The thing that stands out for me in this game is how hard it is to cope when your opponent unexpectedly takes 45 minutes on one move. Toward the end, when he was under 10 minutes on his clock, I really didn't want to leave the area. But I just couldn't spend any more time looking at a position where it wasn't my move! I watched the adjacent game (a glorious mating attack) and also wasted a lot of energy calculating and re-calculating the forced drawing line. I did not actually succeed in predicting my opponent's move, even with 45 minutes to work on it.... Botvinnik said that you should do strategy on your opponent's clock and calculation on your own, but the position was too tactical to do much with long-term strategy.
In the final round I was paired up again, which was what I wanted when I signed up for the Open, but I was pretty tired.
This game doesn't look like much because of the early draw just when it was heating up. But it's fascinating to me for several reasons. First, in post-mortem it was clear that my opponent knew this opening well--he showed a number of cute traps and alternative lines. I was out of book, just trying to play sensible moves. But he was the one who ended up with his knight on a8 and short of time.... I am not sure how that happened, other than that perhaps his knowledge was too much variations and not enough principles. Also I am getting more comfortable with the Alapin center and how to maintain it. I take a while to warm up to an opening, but I do play better when I'm familiar with my pawn structure. (Except when I don't--I've had two catastrophic Stonewall failures recently where I really should have known better....)
Second, it's the best success I've had with the "fantasy positions" approach Silman describes in _Reassess Your Chess_. When Black declined my draw offer I realized I was about to drift into a bad position, and I did a very thorough search for an active plan. And I found one! If only I had done that search a little earlier (so as to play Rc3 in one move rather than two) and had remembered to avoid the rook exchange, I think I might well have won the game.

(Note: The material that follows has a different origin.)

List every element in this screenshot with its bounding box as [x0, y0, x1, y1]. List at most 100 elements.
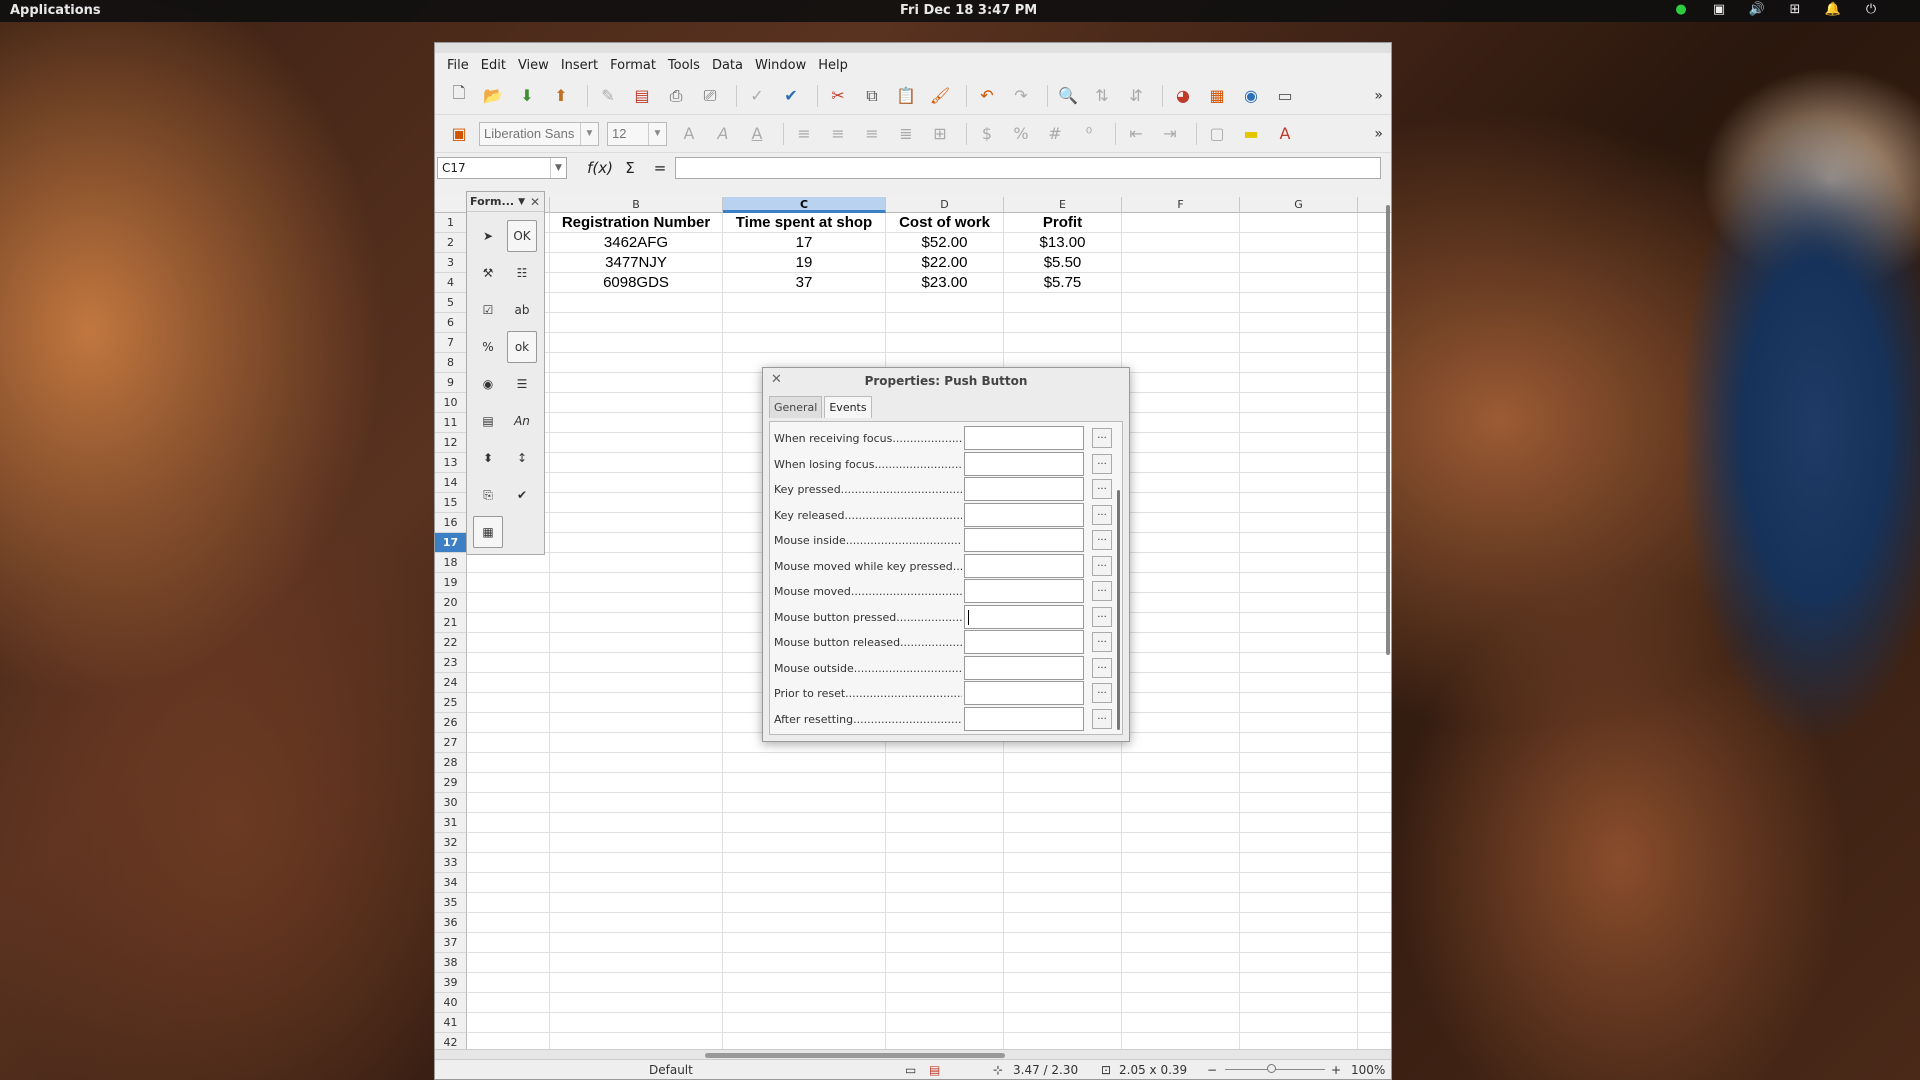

In many respects my play must obviously be worse now than in 1987 because my rating is much lower (1950 vs. 2170). But I feel as though I might be improving my planning ability over what I had then. I've always been more of a calculator than a planner, and obviously that strategy hits an upper ceiling eventually where your opponent is also a good calculator and outplans you. Here I managed to turn the tables and outplan an Expert, or nearly so. It's encouraging!

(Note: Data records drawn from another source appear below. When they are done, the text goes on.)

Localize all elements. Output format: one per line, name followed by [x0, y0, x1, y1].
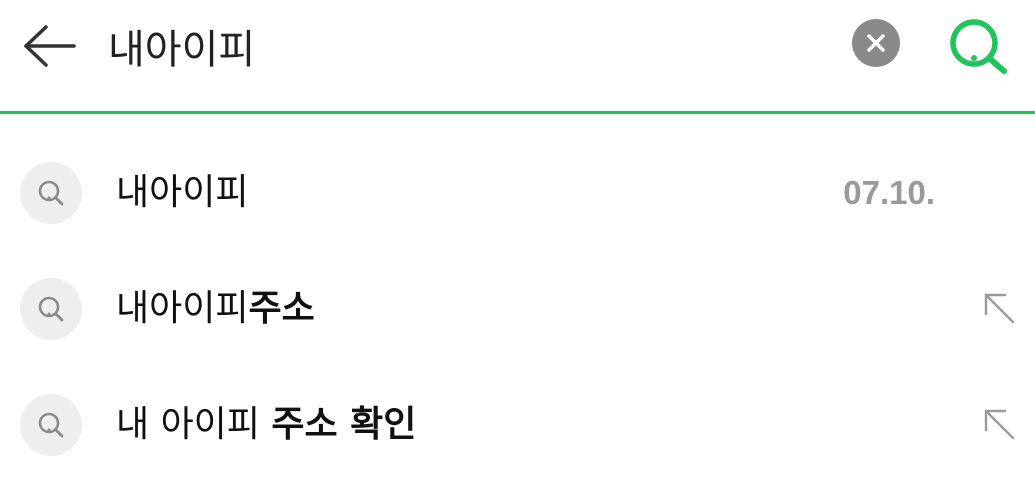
arrow-left-icon	[24, 25, 76, 67]
suggestion-search-icon	[20, 394, 82, 456]
suggestion-match: 내아이피	[116, 172, 249, 213]
clear-button[interactable]	[852, 19, 900, 67]
arrow-up-left-icon	[984, 409, 1015, 440]
fill-query-button[interactable]	[981, 406, 1017, 442]
suggestion-row[interactable]: 내 아이피 주소 확인	[0, 368, 1035, 480]
close-icon	[867, 34, 885, 52]
fill-query-button[interactable]	[981, 290, 1017, 326]
suggestion-text: 내아이피	[116, 170, 248, 216]
suggestion-completion: 주소 확인	[271, 404, 417, 445]
search-screen: 내아이피07.10.내아이피주소내 아이피 주소 확인	[0, 0, 1035, 480]
search-bar	[0, 0, 1035, 112]
suggestion-completion: 주소	[248, 288, 315, 329]
suggestion-row[interactable]: 내아이피 07.10.	[0, 136, 1035, 252]
suggestion-match: 내 아이피	[116, 404, 272, 445]
suggestion-search-icon	[20, 278, 82, 340]
suggestion-search-icon	[20, 162, 82, 224]
suggestion-text: 내아이피주소	[116, 286, 315, 332]
suggestion-row[interactable]: 내아이피주소	[0, 252, 1035, 368]
suggestion-match: 내아이피	[116, 288, 249, 329]
suggestion-list: 내아이피 07.10. 내아이피주소 내 아이피 주소 확인	[0, 136, 1035, 480]
search-input[interactable]	[108, 14, 808, 78]
suggestion-date: 07.10.	[843, 174, 935, 211]
suggestion-text: 내 아이피 주소 확인	[116, 402, 416, 448]
back-button[interactable]	[18, 16, 82, 76]
search-underline	[0, 111, 1035, 114]
search-button[interactable]	[944, 16, 1012, 76]
search-icon	[950, 19, 1007, 74]
arrow-up-left-icon	[984, 293, 1015, 324]
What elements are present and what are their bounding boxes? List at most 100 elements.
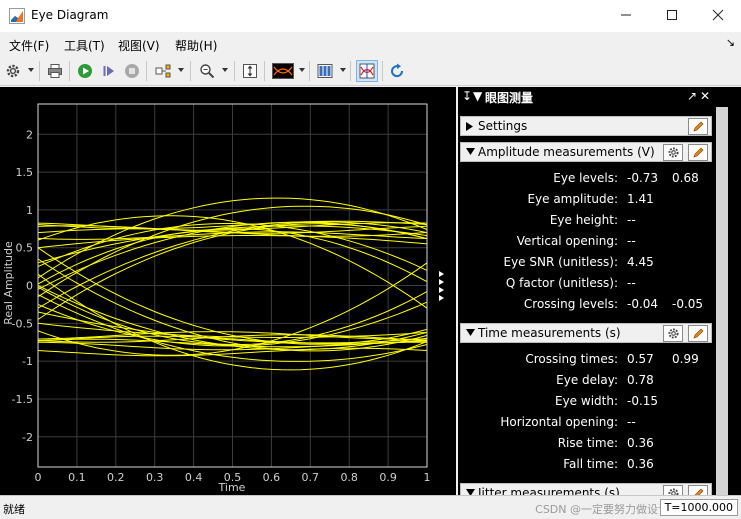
close-button[interactable]: [695, 0, 741, 30]
configuration-dropdown-icon[interactable]: [28, 68, 34, 72]
refresh-icon: [391, 63, 404, 78]
eye-measurements-button[interactable]: [356, 60, 378, 82]
jitter-settings-button[interactable]: [663, 485, 683, 495]
stop-button[interactable]: [122, 61, 142, 81]
x-tick-label: 0.2: [107, 471, 125, 484]
layout-dropdown-icon[interactable]: [340, 68, 346, 72]
configuration-button[interactable]: [3, 61, 23, 81]
y-axis-label: Real Amplitude: [2, 241, 15, 325]
measurement-value: 1.41: [627, 192, 654, 206]
y-tick-label: -1.5: [12, 393, 33, 406]
measurement-value: 4.45: [627, 255, 654, 269]
toolbar: [0, 56, 741, 86]
panel-scrollbar[interactable]: [713, 107, 741, 495]
scope-display[interactable]: 2 1.5 1 0.5 0 -0.5 -1 -1.5 -2 0 0.1 0.2 0.3 0.4 0.5 0.…: [0, 87, 456, 495]
measurement-label: Rise time:: [557, 436, 618, 450]
print-icon: [48, 64, 62, 78]
signal-select-icon: [155, 64, 171, 78]
pencil-icon: [693, 147, 704, 157]
menu-overflow-icon[interactable]: ↘: [726, 36, 735, 49]
measurement-label: Eye width:: [555, 394, 618, 408]
amplitude-settings-button[interactable]: [663, 144, 683, 161]
y-tick-label: 1: [26, 204, 33, 217]
panel-close-icon[interactable]: ✕: [700, 89, 710, 103]
amplitude-edit-button[interactable]: [688, 144, 708, 161]
jitter-section-header[interactable]: Jitter measurements (s): [460, 483, 712, 495]
print-button[interactable]: [45, 61, 65, 81]
run-icon: [78, 64, 92, 78]
panel-menu-icon[interactable]: ▼: [473, 89, 482, 103]
gear-icon: [6, 64, 20, 78]
menu-file[interactable]: 文件(F): [9, 37, 49, 54]
gear-icon: [667, 488, 679, 495]
menu-view[interactable]: 视图(V): [118, 37, 160, 54]
eye-style-dropdown-icon[interactable]: [299, 68, 305, 72]
x-tick-label: 0.7: [302, 471, 320, 484]
title-bar: Eye Diagram: [0, 0, 741, 32]
menu-tools[interactable]: 工具(T): [64, 37, 105, 54]
time-settings-button[interactable]: [663, 325, 683, 342]
eye-style-icon: [272, 63, 294, 79]
measurement-label: Eye amplitude:: [527, 192, 618, 206]
undock-icon[interactable]: ↗: [687, 89, 697, 103]
measurement-row: Rise time: 0.36: [458, 434, 741, 454]
panel-header: ↧ ▼ 眼图测量 ↗ ✕: [458, 87, 741, 107]
step-forward-button[interactable]: [99, 61, 119, 81]
panel-collapse-arrows[interactable]: [439, 271, 449, 303]
settings-section-title: Settings: [478, 119, 528, 133]
y-tick-label: 0: [26, 280, 33, 293]
settings-section-header[interactable]: Settings: [460, 116, 712, 136]
measurement-value: -0.15: [627, 394, 659, 408]
measurement-label: Eye delay:: [556, 373, 618, 387]
time-edit-button[interactable]: [688, 325, 708, 342]
scale-axes-button[interactable]: [240, 61, 260, 81]
refresh-button[interactable]: [387, 61, 407, 81]
maximize-icon: [667, 10, 677, 20]
x-tick-label: 0: [35, 471, 42, 484]
run-button[interactable]: [75, 61, 95, 81]
toolbar-separator: [146, 61, 147, 81]
toolbar-separator: [234, 61, 235, 81]
layout-icon: [317, 64, 333, 78]
signal-select-dropdown-icon[interactable]: [178, 68, 184, 72]
collapse-arrow-icon: [439, 287, 444, 293]
jitter-edit-button[interactable]: [688, 485, 708, 495]
menu-help[interactable]: 帮助(H): [175, 37, 217, 54]
scale-axes-icon: [243, 64, 257, 78]
measurement-label: Vertical opening:: [516, 234, 618, 248]
scrollbar-thumb[interactable]: [716, 107, 728, 495]
status-text: 就绪: [3, 503, 25, 516]
measurement-value-2: -0.05: [672, 297, 704, 311]
pencil-icon: [693, 328, 704, 338]
measurement-row: Eye levels: -0.73 0.68: [458, 169, 741, 189]
measurement-label: Horizontal opening:: [500, 415, 618, 429]
toolbar-separator: [309, 61, 310, 81]
measurement-label: Crossing times:: [525, 352, 618, 366]
measurement-row: Eye height: --: [458, 211, 741, 231]
measurement-label: Eye levels:: [553, 171, 618, 185]
eye-measurements-panel: ↧ ▼ 眼图测量 ↗ ✕ Settings Amplitude measurem…: [458, 87, 741, 495]
time-section-header[interactable]: Time measurements (s): [460, 323, 712, 343]
zoom-dropdown-icon[interactable]: [222, 68, 228, 72]
measurement-label: Eye height:: [549, 213, 618, 227]
amplitude-section-header[interactable]: Amplitude measurements (V): [460, 142, 712, 162]
settings-edit-button[interactable]: [688, 118, 708, 135]
pin-icon[interactable]: ↧: [462, 89, 472, 103]
expand-arrow-icon: [466, 122, 473, 131]
maximize-button[interactable]: [649, 0, 695, 30]
gear-icon: [667, 328, 679, 339]
eye-style-button[interactable]: [271, 61, 295, 81]
signal-select-button[interactable]: [153, 61, 173, 81]
minimize-button[interactable]: [603, 0, 649, 30]
measurement-value: -0.73: [627, 171, 659, 185]
plot-grid: [37, 104, 428, 467]
eye-diagram-plot: 21.510.50-0.5-1-1.5-2 0 0.1 0.2 0.3 0.4 0.5 0.…: [2, 103, 431, 494]
measurement-value-2: 0.99: [672, 352, 699, 366]
measurement-row: Fall time: 0.36: [458, 455, 741, 475]
measurement-label: Crossing levels:: [523, 297, 618, 311]
toolbar-separator: [264, 61, 265, 81]
toolbar-separator: [382, 61, 383, 81]
measurement-row: Crossing levels: -0.04 -0.05: [458, 295, 741, 315]
zoom-button[interactable]: [197, 61, 217, 81]
layout-button[interactable]: [315, 61, 335, 81]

Wish I knew why I forgot to avoid the rook trade, though. Well, I do know: fatigue. As I am not getting any younger I need to work on playing well when tired and/or conserving energy during the games. The 45 minute think during round 5 could have been a break, but instead it was exhausting, not to mention the time scramble afterwards.

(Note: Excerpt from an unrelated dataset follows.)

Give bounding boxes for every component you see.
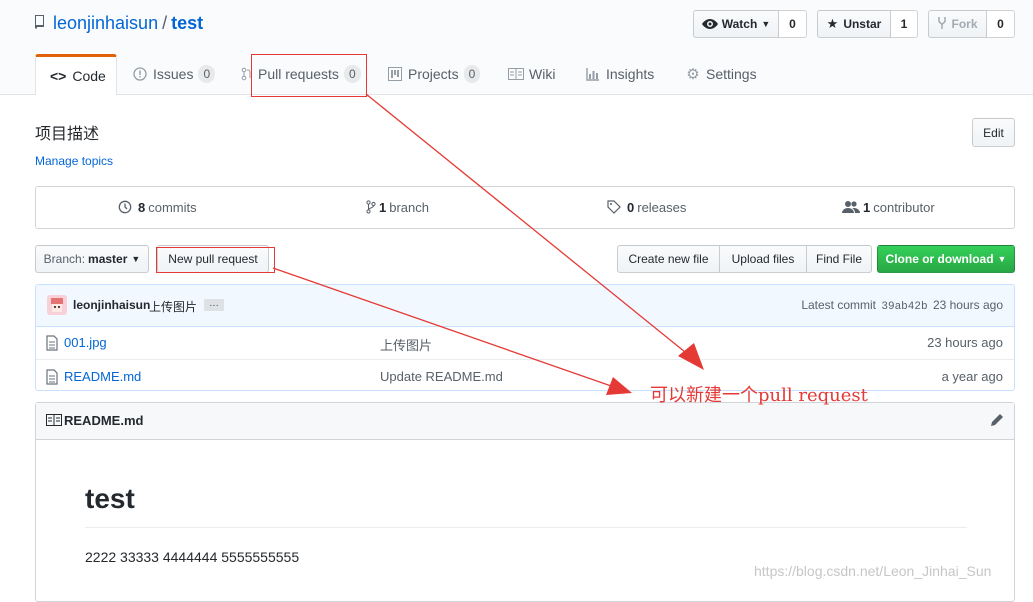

A weird tournament. I was 0.5/2 vs. B players and 1.5/2 vs. Experts. As it happens, the rating system doesn't care which result was against which player--only the final score counts--and I managed to play six games and have a net rating change of ZERO. Stuck, very stuck. But the sixth game gives me hope of getting unstuck in the near future, which could possibly start with the Washington Womens' Championship September 17-18. I will likely be the third seed behind WFM Chouchanik Airapetian and WCM Naomi Bashkansky, both Experts--tough pairings, both of them, but I have to try my best.